His ability to adapt to pitch conditions has further proved how much he has improved over the past six months. For example, Mitch Santner got the better of Pujara in the first innings of the third Test at Indore. The Kiwi spinner pitched the ball slightly outside the off stump and the turn on the pitch did the rest when Pujara tried to play it on the front-foot. Pujara immediately tweaked his technique in the second innings by increasing his stride and playing the ball as quickly as possible to cut the turn. Santner was unable to come up with fresh ideas, while Pujara rode to his century easily. 

Unlike the series they played in 2015, India played on more competitive tracks this time, but Pujara's approach was full of confidence. Despite Virat Kohli getting much of the spotlight for his captaincy and his double century in the final Test against the Kiwis, Pujara was arguably the best performer with the bat.

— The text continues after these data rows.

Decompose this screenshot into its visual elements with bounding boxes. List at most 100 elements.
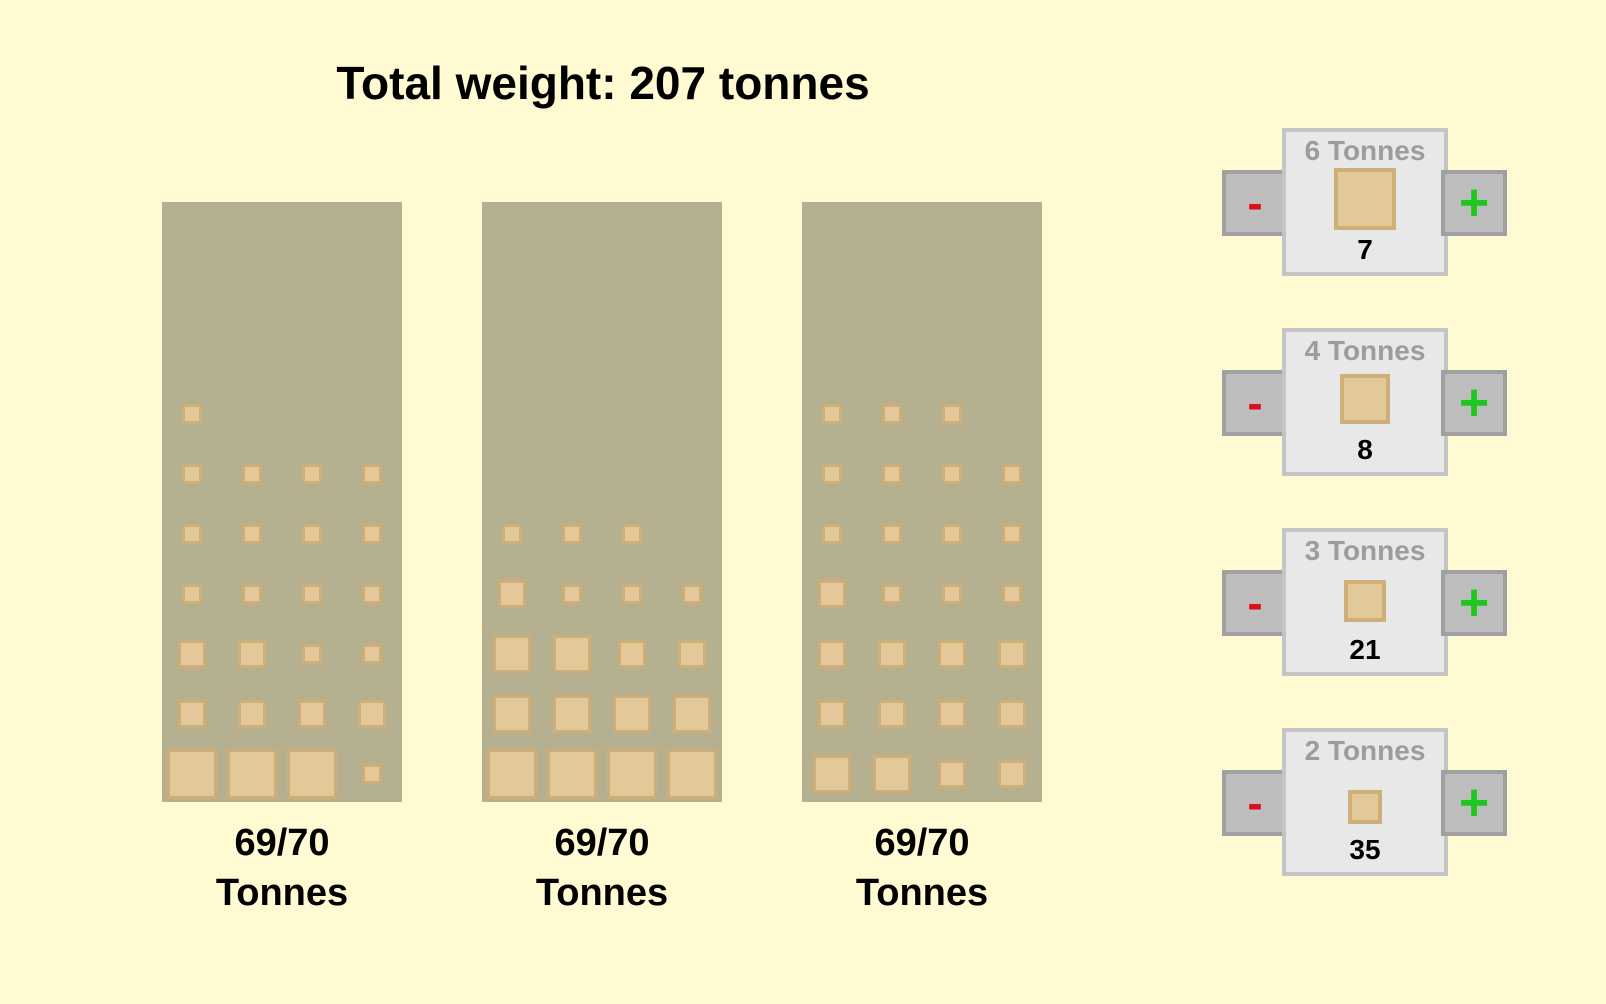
box-2-tonnes[interactable] [182, 584, 202, 604]
control-title: 6 Tonnes [1304, 135, 1426, 166]
box-count: 21 [1349, 634, 1381, 665]
box-2-tonnes[interactable] [362, 764, 382, 784]
box-6-tonnes[interactable] [547, 749, 597, 799]
bin-3-capacity-label: 69/70 Tonnes [802, 818, 1042, 918]
box-2-tonnes[interactable] [1002, 464, 1022, 484]
box-2-tonnes[interactable] [622, 524, 642, 544]
box-2-tonnes[interactable] [942, 464, 962, 484]
box-4-tonnes[interactable] [613, 695, 651, 733]
bin-2-capacity-label: 69/70 Tonnes [482, 818, 722, 918]
bin-2-capacity-value: 69/70 [554, 822, 650, 864]
box-4-tonnes[interactable] [553, 695, 591, 733]
box-6-tonnes[interactable] [487, 749, 537, 799]
total-weight-title: Total weight: 207 tonnes [336, 57, 870, 109]
box-2-tonnes[interactable] [822, 404, 842, 424]
bin-2 [482, 202, 722, 802]
box-3-tonnes[interactable] [938, 700, 966, 728]
box-3-tonnes[interactable] [938, 640, 966, 668]
box-3-tonnes[interactable] [878, 640, 906, 668]
box-count: 8 [1357, 434, 1373, 465]
decrease-2-tonnes-button[interactable]: - [1222, 770, 1288, 836]
box-4-tonnes[interactable] [673, 695, 711, 733]
box-2-tonnes[interactable] [302, 584, 322, 604]
control-6-tonnes: - 6 Tonnes 7 + [1222, 128, 1507, 278]
control-title: 4 Tonnes [1304, 335, 1426, 366]
box-2-tonnes[interactable] [562, 584, 582, 604]
bin-2-capacity-unit: Tonnes [535, 872, 669, 914]
box-2-tonnes[interactable] [822, 524, 842, 544]
box-3-tonnes[interactable] [998, 760, 1026, 788]
box-4-tonnes[interactable] [813, 755, 851, 793]
box-2-tonnes[interactable] [182, 464, 202, 484]
box-2-tonnes[interactable] [882, 524, 902, 544]
box-2-tonnes[interactable] [1002, 584, 1022, 604]
increase-4-tonnes-button[interactable]: + [1441, 370, 1507, 436]
box-2-tonnes[interactable] [242, 584, 262, 604]
control-2-tonnes: - 2 Tonnes 35 + [1222, 728, 1507, 878]
box-6-tonnes[interactable] [667, 749, 717, 799]
box-3-tonnes[interactable] [998, 700, 1026, 728]
box-2-tonnes[interactable] [362, 524, 382, 544]
box-2-tonnes[interactable] [882, 584, 902, 604]
box-2-tonnes[interactable] [242, 464, 262, 484]
box-2-tonnes[interactable] [242, 524, 262, 544]
box-3-tonnes[interactable] [998, 640, 1026, 668]
decrease-4-tonnes-button[interactable]: - [1222, 370, 1288, 436]
box-3-tonnes[interactable] [358, 700, 386, 728]
box-3-tonnes[interactable] [178, 700, 206, 728]
control-panel-3-tonnes: 3 Tonnes 21 [1282, 528, 1448, 676]
box-2-tonnes[interactable] [942, 524, 962, 544]
box-3-tonnes[interactable] [618, 640, 646, 668]
box-3-tonnes[interactable] [498, 580, 526, 608]
box-2-tonnes[interactable] [682, 584, 702, 604]
box-2-tonnes[interactable] [882, 404, 902, 424]
box-count: 7 [1357, 234, 1373, 265]
box-2-tonnes[interactable] [942, 404, 962, 424]
box-4-tonnes[interactable] [493, 635, 531, 673]
box-2-tonnes[interactable] [182, 524, 202, 544]
box-2-tonnes[interactable] [882, 464, 902, 484]
box-2-tonnes[interactable] [362, 464, 382, 484]
box-3-tonnes[interactable] [818, 700, 846, 728]
box-3-tonnes[interactable] [238, 640, 266, 668]
box-2-tonnes[interactable] [822, 464, 842, 484]
bin-1 [162, 202, 402, 802]
bin-3 [802, 202, 1042, 802]
box-3-tonnes[interactable] [178, 640, 206, 668]
box-3-tonnes[interactable] [938, 760, 966, 788]
decrease-3-tonnes-button[interactable]: - [1222, 570, 1288, 636]
box-6-tonnes[interactable] [607, 749, 657, 799]
box-swatch-icon [1334, 168, 1396, 230]
box-3-tonnes[interactable] [298, 700, 326, 728]
box-2-tonnes[interactable] [1002, 524, 1022, 544]
box-6-tonnes[interactable] [167, 749, 217, 799]
box-2-tonnes[interactable] [622, 584, 642, 604]
control-title: 2 Tonnes [1304, 735, 1426, 766]
control-title: 3 Tonnes [1304, 535, 1426, 566]
box-2-tonnes[interactable] [362, 584, 382, 604]
box-6-tonnes[interactable] [227, 749, 277, 799]
box-2-tonnes[interactable] [362, 644, 382, 664]
control-3-tonnes: - 3 Tonnes 21 + [1222, 528, 1507, 678]
box-3-tonnes[interactable] [818, 640, 846, 668]
box-4-tonnes[interactable] [493, 695, 531, 733]
box-count: 35 [1349, 834, 1381, 865]
box-2-tonnes[interactable] [302, 524, 322, 544]
increase-3-tonnes-button[interactable]: + [1441, 570, 1507, 636]
box-3-tonnes[interactable] [818, 580, 846, 608]
box-2-tonnes[interactable] [502, 524, 522, 544]
box-3-tonnes[interactable] [238, 700, 266, 728]
increase-6-tonnes-button[interactable]: + [1441, 170, 1507, 236]
box-2-tonnes[interactable] [302, 644, 322, 664]
box-2-tonnes[interactable] [302, 464, 322, 484]
box-4-tonnes[interactable] [553, 635, 591, 673]
box-2-tonnes[interactable] [562, 524, 582, 544]
box-6-tonnes[interactable] [287, 749, 337, 799]
box-3-tonnes[interactable] [678, 640, 706, 668]
decrease-6-tonnes-button[interactable]: - [1222, 170, 1288, 236]
increase-2-tonnes-button[interactable]: + [1441, 770, 1507, 836]
box-4-tonnes[interactable] [873, 755, 911, 793]
box-2-tonnes[interactable] [942, 584, 962, 604]
box-2-tonnes[interactable] [182, 404, 202, 424]
box-3-tonnes[interactable] [878, 700, 906, 728]
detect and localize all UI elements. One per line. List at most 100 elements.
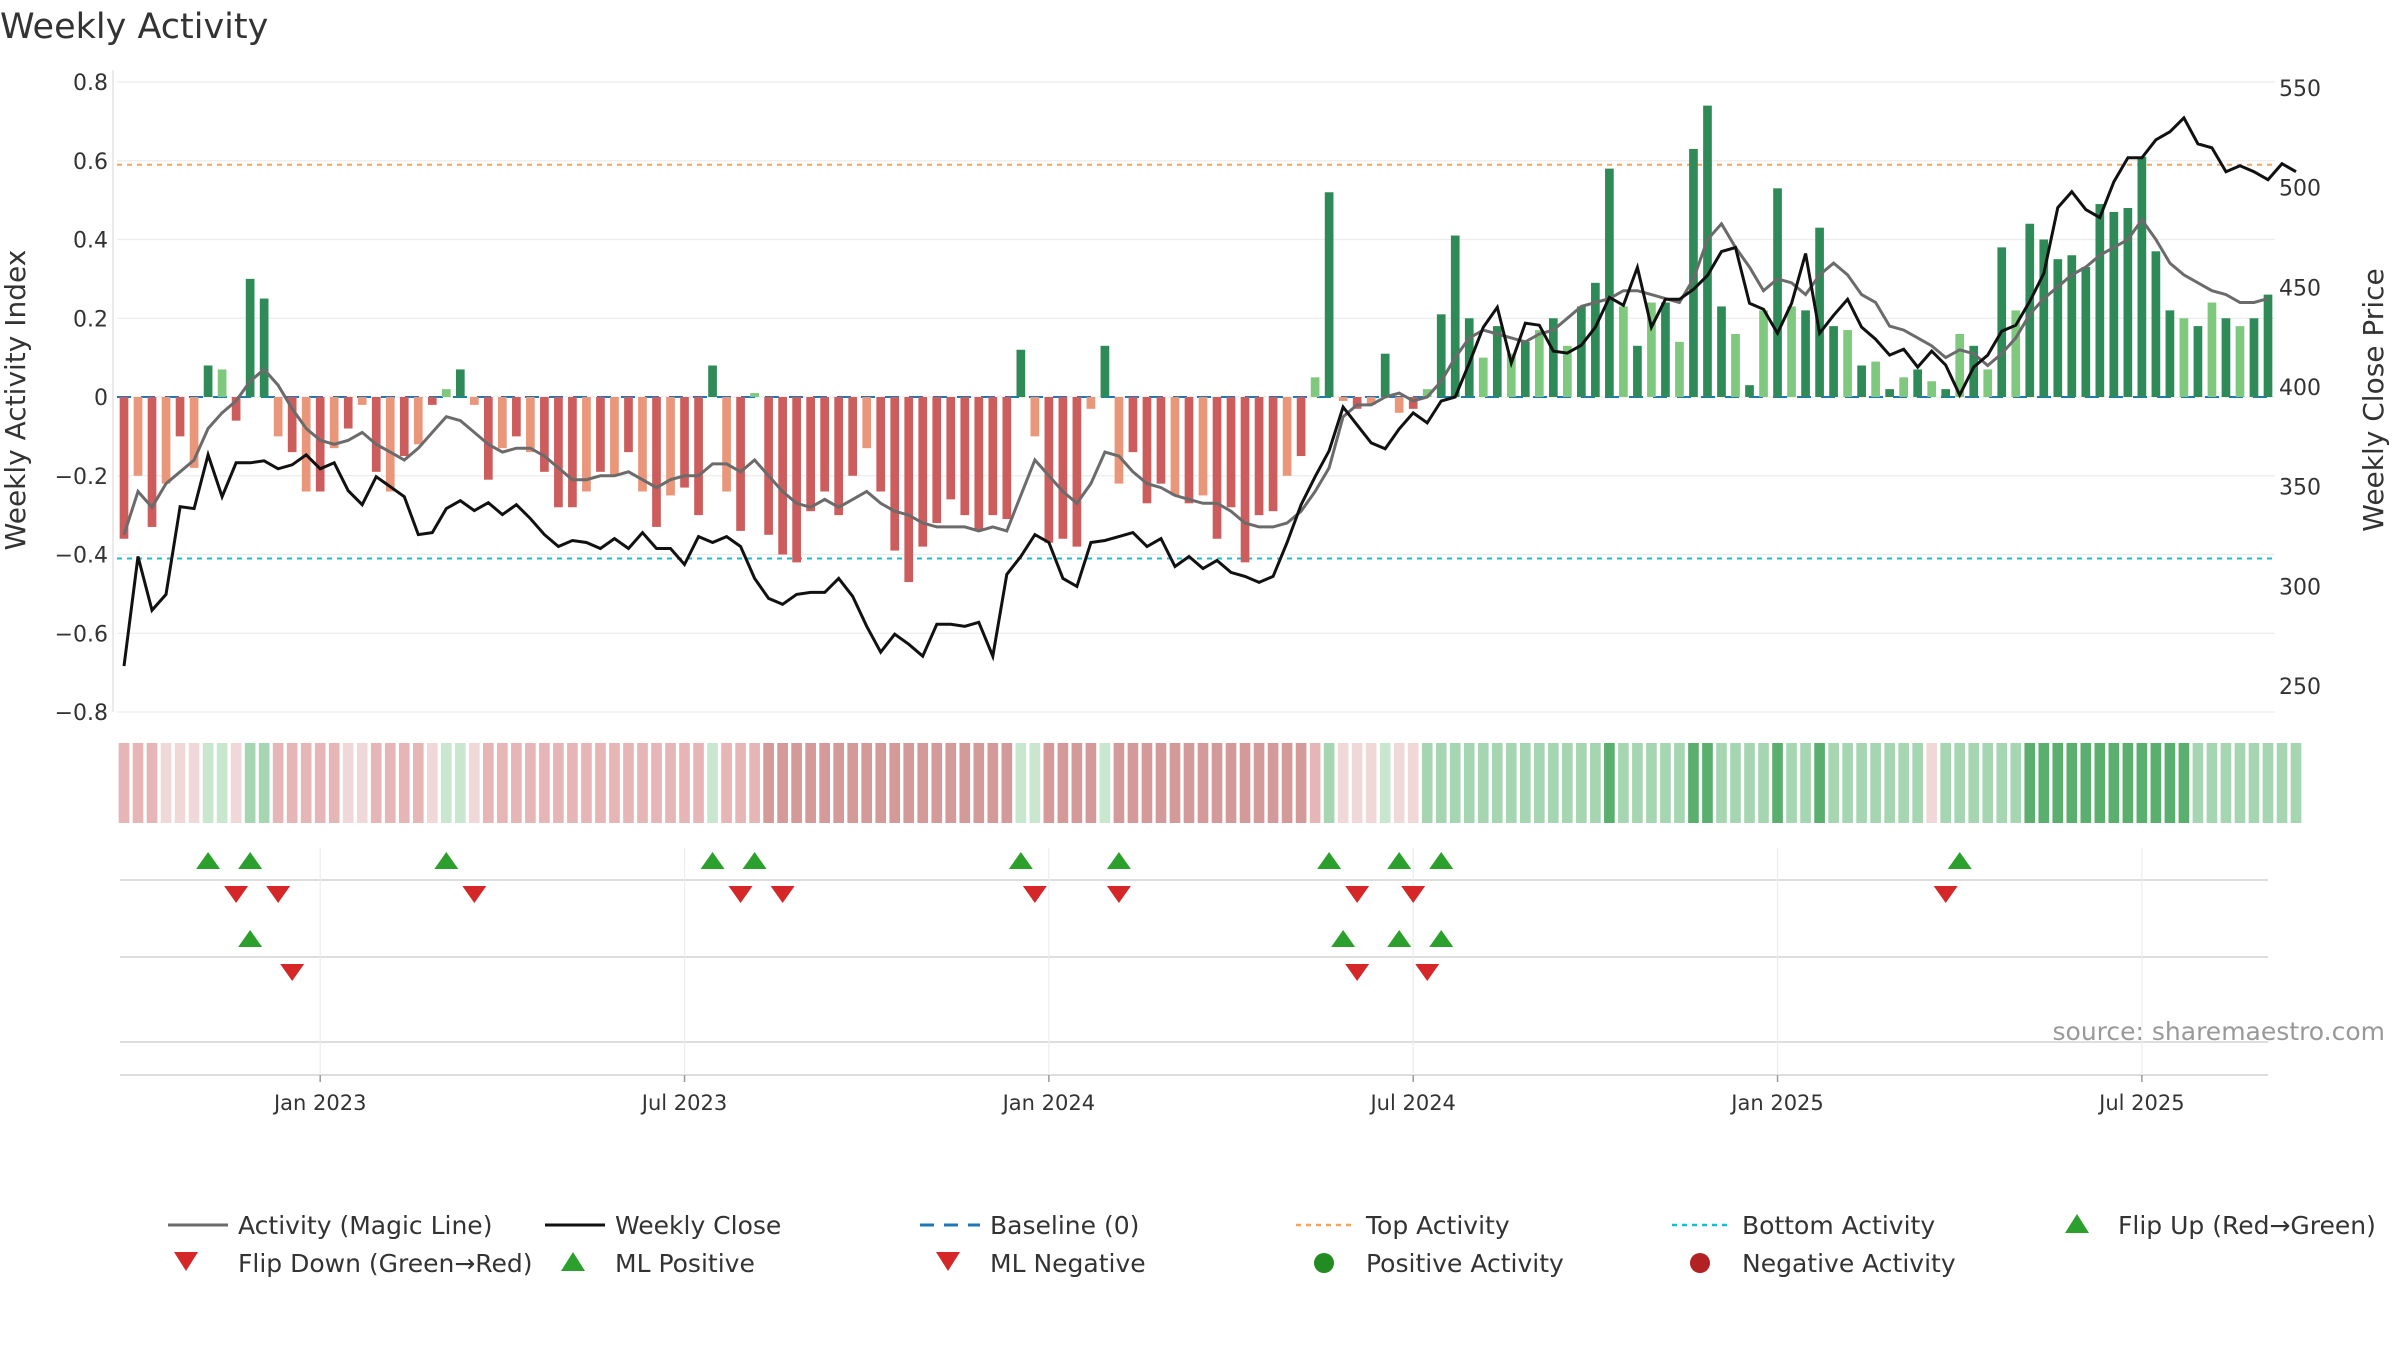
activity-bar	[554, 397, 563, 508]
left-tick-label: 0.2	[73, 307, 108, 332]
activity-bar	[2025, 223, 2035, 397]
heat-cell	[1632, 743, 1643, 823]
activity-bar	[1675, 341, 1684, 397]
legend-positive-activity-icon	[1314, 1253, 1334, 1273]
left-axis-title: Weekly Activity Index	[0, 250, 32, 551]
legend-ml-negative-icon	[936, 1252, 960, 1271]
activity-bar	[1198, 397, 1208, 496]
activity-bar	[1815, 227, 1824, 397]
legend-negative-activity-icon	[1690, 1253, 1710, 1273]
right-tick-label: 300	[2279, 575, 2321, 600]
left-tick-label: −0.4	[55, 544, 108, 569]
activity-bar	[1464, 318, 1474, 397]
heat-cell	[1477, 743, 1489, 823]
activity-bar	[526, 397, 535, 453]
right-tick-label: 350	[2279, 476, 2321, 501]
heat-cell	[132, 743, 144, 823]
heat-cell	[2150, 743, 2162, 823]
activity-bar	[1759, 310, 1768, 397]
activity-bar	[1436, 314, 1446, 397]
flip-up-marker	[238, 852, 263, 869]
legend-bottom-activity-label: Bottom Activity	[1742, 1211, 1935, 1240]
activity-bar	[1619, 306, 1628, 397]
heat-cell	[1996, 743, 2008, 823]
heat-cell	[118, 743, 130, 823]
flip-up-marker	[742, 852, 767, 869]
activity-bar	[1212, 397, 1222, 539]
heat-cell	[1576, 743, 1587, 823]
activity-bar	[1394, 397, 1404, 413]
legend-positive-activity-label: Positive Activity	[1366, 1249, 1564, 1278]
activity-bar	[1689, 148, 1698, 397]
heat-cell	[412, 743, 424, 823]
heat-cell	[188, 743, 200, 823]
heat-cell	[1141, 743, 1153, 823]
legend: Activity (Magic Line) Weekly Close Basel…	[168, 1211, 2376, 1278]
heat-cell	[1716, 743, 1727, 823]
activity-bar	[1380, 353, 1390, 397]
flip-down-marker	[462, 886, 487, 903]
heat-cell	[707, 743, 718, 823]
x-tick-label: Jul 2024	[1368, 1091, 1455, 1115]
heat-cell	[2248, 743, 2260, 823]
heat-cell	[903, 743, 915, 823]
flip-down-marker	[1106, 886, 1131, 903]
activity-bar	[1941, 389, 1951, 397]
flip-down-marker	[266, 886, 291, 903]
activity-bar	[1492, 326, 1502, 397]
activity-bar	[820, 397, 829, 492]
heat-cell	[1001, 743, 1013, 823]
activity-bar	[750, 393, 759, 397]
flip-down-marker	[1933, 886, 1958, 903]
activity-bar	[1591, 282, 1600, 397]
heat-cell	[146, 743, 158, 823]
legend-flip-up-icon	[2065, 1214, 2089, 1233]
ml-positive-marker	[238, 930, 263, 947]
activity-bar	[638, 397, 647, 492]
signal-rows	[120, 848, 2268, 1076]
activity-bar	[1605, 168, 1614, 397]
activity-bar	[568, 397, 577, 508]
heat-cell	[1618, 743, 1629, 823]
activity-bar	[2235, 326, 2245, 397]
heat-cell	[1183, 743, 1195, 823]
activity-bar	[652, 397, 661, 527]
activity-bar	[189, 397, 199, 468]
activity-bar	[988, 397, 998, 516]
activity-bar	[1352, 397, 1362, 409]
heat-cell	[2220, 743, 2232, 823]
flip-down-marker	[770, 886, 795, 903]
heat-cell	[1421, 743, 1433, 823]
activity-bar	[708, 365, 717, 397]
heat-cell	[749, 743, 760, 823]
heat-cell	[651, 743, 662, 823]
x-tick-label: Jan 2025	[1729, 1091, 1824, 1115]
activity-bar	[1829, 326, 1838, 397]
activity-bar	[806, 397, 815, 512]
left-tick-label: 0	[94, 386, 108, 411]
activity-bar	[2249, 318, 2259, 397]
heat-cell	[1015, 743, 1027, 823]
flip-down-marker	[728, 886, 753, 903]
activity-bar	[1086, 397, 1096, 409]
activity-bar	[2039, 239, 2049, 397]
activity-bar	[1408, 397, 1418, 409]
activity-bar	[315, 397, 325, 492]
activity-bar	[2137, 156, 2147, 397]
heat-cell	[1898, 743, 1909, 823]
activity-bar	[301, 397, 311, 492]
activity-bar	[1843, 330, 1852, 397]
flip-up-marker	[700, 852, 725, 869]
activity-bar	[2067, 255, 2077, 397]
heat-cell	[2206, 743, 2218, 823]
right-tick-label: 400	[2279, 376, 2321, 401]
heat-cell	[1225, 743, 1237, 823]
activity-bar	[764, 397, 773, 535]
ml-positive-marker	[1331, 930, 1356, 947]
heat-cell	[1491, 743, 1503, 823]
heat-cell	[1337, 743, 1349, 823]
heat-cell	[2080, 743, 2092, 823]
flip-up-marker	[434, 852, 459, 869]
heat-cell	[469, 743, 480, 823]
activity-bar	[1703, 105, 1712, 397]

In the current series against England, he has picked up where he left off by scoring a hundred at his home ground in Rajkot and one more in the second Test at Vizag. On each occasion, Gambhir fell early and it was Pujara's duty to steady the ship alongside Vijay or Kohli. He took a few hits from the England pacers at times, but his focus and concentration never wavered.

When quizzed about this slow approach, Pujara was ready with the answers. " When it comes to Test cricket, we don't need to focus much on strike rate. It's about having a positive intent. Overall, on such wickets, obviously, you can't keep scoring runs at strike rates above 70-80. You have to play according to the situation, know what the team requires, what number you're batting at,” he gave a calm and fitting reply to people who were now after his approach after looking at his improved performances.

Pujara is no Rahul Dravid. But he has developed the temperament and mindset of someone who can deliver consistent performances despite not having the spotlight on him - much like Dravid in his best days.